FICCIONES. Las buenas historias

Hay cuentos que se te quedan grabados. Pasan años, décadas, y se te presentan como un golpe de viento, a veces como un recuerdo, que es a la vez tuyo y de otro, en parte real y en parte ficción. Igual que hay olores que pueden traerte a la memoria, de forma tan vívida, una tarde concreta de agosto, aquellas vacaciones infantiles, la luz exacta de un instante fugaz y remoto, se da también el caso de tardes de agosto, o de este mayo nuestro, en las que un sabor, un olor, la visión de un paisaje o de una mujer o un hombre con el que te cruzas por la calle, reviven de improviso en tu mente el recuerdo de algo ficticio, que no se dio, que forma parte de la imaginación de otro a pesar de pertenecerte, de ser un recuerdo tan legítimo como cualquier otro.
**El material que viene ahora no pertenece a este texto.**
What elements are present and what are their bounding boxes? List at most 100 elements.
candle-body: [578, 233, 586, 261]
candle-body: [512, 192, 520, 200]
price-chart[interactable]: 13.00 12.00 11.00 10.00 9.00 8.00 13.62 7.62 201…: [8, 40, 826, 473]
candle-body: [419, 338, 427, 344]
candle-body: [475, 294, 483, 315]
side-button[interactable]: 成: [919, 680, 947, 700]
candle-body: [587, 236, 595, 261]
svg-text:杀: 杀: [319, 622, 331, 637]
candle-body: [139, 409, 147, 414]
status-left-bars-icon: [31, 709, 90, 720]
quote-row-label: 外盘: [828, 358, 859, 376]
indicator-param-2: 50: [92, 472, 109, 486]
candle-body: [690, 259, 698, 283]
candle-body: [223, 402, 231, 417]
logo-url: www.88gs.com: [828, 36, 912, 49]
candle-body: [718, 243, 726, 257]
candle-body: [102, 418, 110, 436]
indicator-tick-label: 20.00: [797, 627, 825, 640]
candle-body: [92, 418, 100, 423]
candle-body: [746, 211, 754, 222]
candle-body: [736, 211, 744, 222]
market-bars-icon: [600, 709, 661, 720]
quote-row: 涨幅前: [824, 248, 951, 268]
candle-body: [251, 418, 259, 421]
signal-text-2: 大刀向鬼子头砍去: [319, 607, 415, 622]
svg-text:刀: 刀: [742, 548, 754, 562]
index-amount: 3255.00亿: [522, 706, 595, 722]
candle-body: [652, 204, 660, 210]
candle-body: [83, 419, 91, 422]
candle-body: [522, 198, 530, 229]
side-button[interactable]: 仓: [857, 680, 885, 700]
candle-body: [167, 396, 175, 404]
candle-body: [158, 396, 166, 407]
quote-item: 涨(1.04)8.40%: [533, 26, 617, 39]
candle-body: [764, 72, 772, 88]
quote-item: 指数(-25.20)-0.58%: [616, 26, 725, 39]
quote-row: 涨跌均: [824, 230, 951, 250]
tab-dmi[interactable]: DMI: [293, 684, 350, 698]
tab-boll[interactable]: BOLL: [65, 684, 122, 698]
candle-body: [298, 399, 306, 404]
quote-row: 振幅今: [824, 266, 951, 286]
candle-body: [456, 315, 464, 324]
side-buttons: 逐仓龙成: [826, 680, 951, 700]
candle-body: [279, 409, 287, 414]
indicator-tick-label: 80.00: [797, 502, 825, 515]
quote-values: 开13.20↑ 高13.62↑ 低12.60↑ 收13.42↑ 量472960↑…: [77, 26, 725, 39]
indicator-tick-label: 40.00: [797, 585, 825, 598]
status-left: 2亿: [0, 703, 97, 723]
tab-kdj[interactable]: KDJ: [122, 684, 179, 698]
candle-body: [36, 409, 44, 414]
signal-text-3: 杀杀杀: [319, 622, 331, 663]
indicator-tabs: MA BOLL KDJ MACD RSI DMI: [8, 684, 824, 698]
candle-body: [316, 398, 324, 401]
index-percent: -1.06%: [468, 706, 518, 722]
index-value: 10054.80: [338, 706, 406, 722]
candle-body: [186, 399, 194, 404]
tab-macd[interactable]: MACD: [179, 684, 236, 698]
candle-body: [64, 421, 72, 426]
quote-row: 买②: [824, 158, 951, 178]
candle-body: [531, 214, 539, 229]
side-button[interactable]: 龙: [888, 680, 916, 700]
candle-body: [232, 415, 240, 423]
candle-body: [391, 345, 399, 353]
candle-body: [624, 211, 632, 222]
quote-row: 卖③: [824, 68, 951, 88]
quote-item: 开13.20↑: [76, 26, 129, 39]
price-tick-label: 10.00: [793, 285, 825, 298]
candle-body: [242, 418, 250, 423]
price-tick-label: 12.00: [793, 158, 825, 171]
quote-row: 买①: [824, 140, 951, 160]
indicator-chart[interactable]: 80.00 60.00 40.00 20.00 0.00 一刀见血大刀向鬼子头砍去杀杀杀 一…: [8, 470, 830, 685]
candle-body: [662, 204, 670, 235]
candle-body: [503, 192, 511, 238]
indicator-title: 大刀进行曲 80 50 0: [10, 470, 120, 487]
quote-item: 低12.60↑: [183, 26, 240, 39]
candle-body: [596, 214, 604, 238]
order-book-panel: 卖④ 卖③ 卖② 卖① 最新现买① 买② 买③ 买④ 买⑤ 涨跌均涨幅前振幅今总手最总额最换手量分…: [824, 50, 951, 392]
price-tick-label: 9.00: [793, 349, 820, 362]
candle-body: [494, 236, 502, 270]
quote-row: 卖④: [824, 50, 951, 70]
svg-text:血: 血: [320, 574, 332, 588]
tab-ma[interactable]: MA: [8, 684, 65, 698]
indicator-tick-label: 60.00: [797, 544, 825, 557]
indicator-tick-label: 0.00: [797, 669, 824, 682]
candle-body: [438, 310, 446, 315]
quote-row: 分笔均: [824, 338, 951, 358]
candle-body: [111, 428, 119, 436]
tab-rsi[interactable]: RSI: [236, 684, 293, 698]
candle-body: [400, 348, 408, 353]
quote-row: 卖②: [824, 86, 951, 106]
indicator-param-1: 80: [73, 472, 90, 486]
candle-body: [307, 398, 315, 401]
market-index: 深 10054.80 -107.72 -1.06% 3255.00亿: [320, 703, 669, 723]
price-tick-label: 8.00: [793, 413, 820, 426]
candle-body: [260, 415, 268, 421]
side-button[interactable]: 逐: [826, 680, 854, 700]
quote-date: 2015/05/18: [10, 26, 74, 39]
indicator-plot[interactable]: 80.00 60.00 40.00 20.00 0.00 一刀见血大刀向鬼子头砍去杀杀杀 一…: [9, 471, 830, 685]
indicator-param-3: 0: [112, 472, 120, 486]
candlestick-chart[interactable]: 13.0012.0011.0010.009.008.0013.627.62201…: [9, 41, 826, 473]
Los cuentos tienen la virtud de condensar en unas pocas páginas vidas enteras. Podríamos decir que un relato es como una píldora de literatura concentrada. Todo está ahí, en esa pequeña dosis y, si el narrador es hábil o, simplemente, si esa voz, por insondables motivos, consigue seducirte, su impacto en tu imaginación puede llegar a ser mayor que el de una novela, puesto que es tarea tuya rellenar los huecos, completar el universo sugerido por el escritor.
Hace muchos años, leí un libro de relatos de Xosé Luis Méndez Ferrín por el que siento un apego especial. Se trata de O crepúsculo es as formigas (1961). Siempre he conservado la memoria de esa atmósfera trágica que envolvía aquellas historias. En especial, un relato titulado A cabeza fendida, en el que el lector es testigo de cómo el azar del infortunio desgarra de la forma más inopinada la apacible tarde de playa de “Gustavo Comesaña, fubolista” y su novia. Tiempo después, me pareció advertir que lo mejor de esta obra de Méndez Ferrín formaba parte del tejido crudo y escueto de las mejores narraciones de Raymond Carver en De qué hablamos cuando hablamos de amor (1981), con todo el Atlántico de por medio. Escenas cargadas de una cotidianidad en apariencia intrascendente que acaban revelando la naturaleza ambigua y contradictoria del ser humano, ese frágil equilibrio que nos separa del desastre.
Las buenas historias tienen ese poder, son inmarcesibles. Su inocua y breve apariencia nos deja, sin embargo, una profunda y bella huella literaria.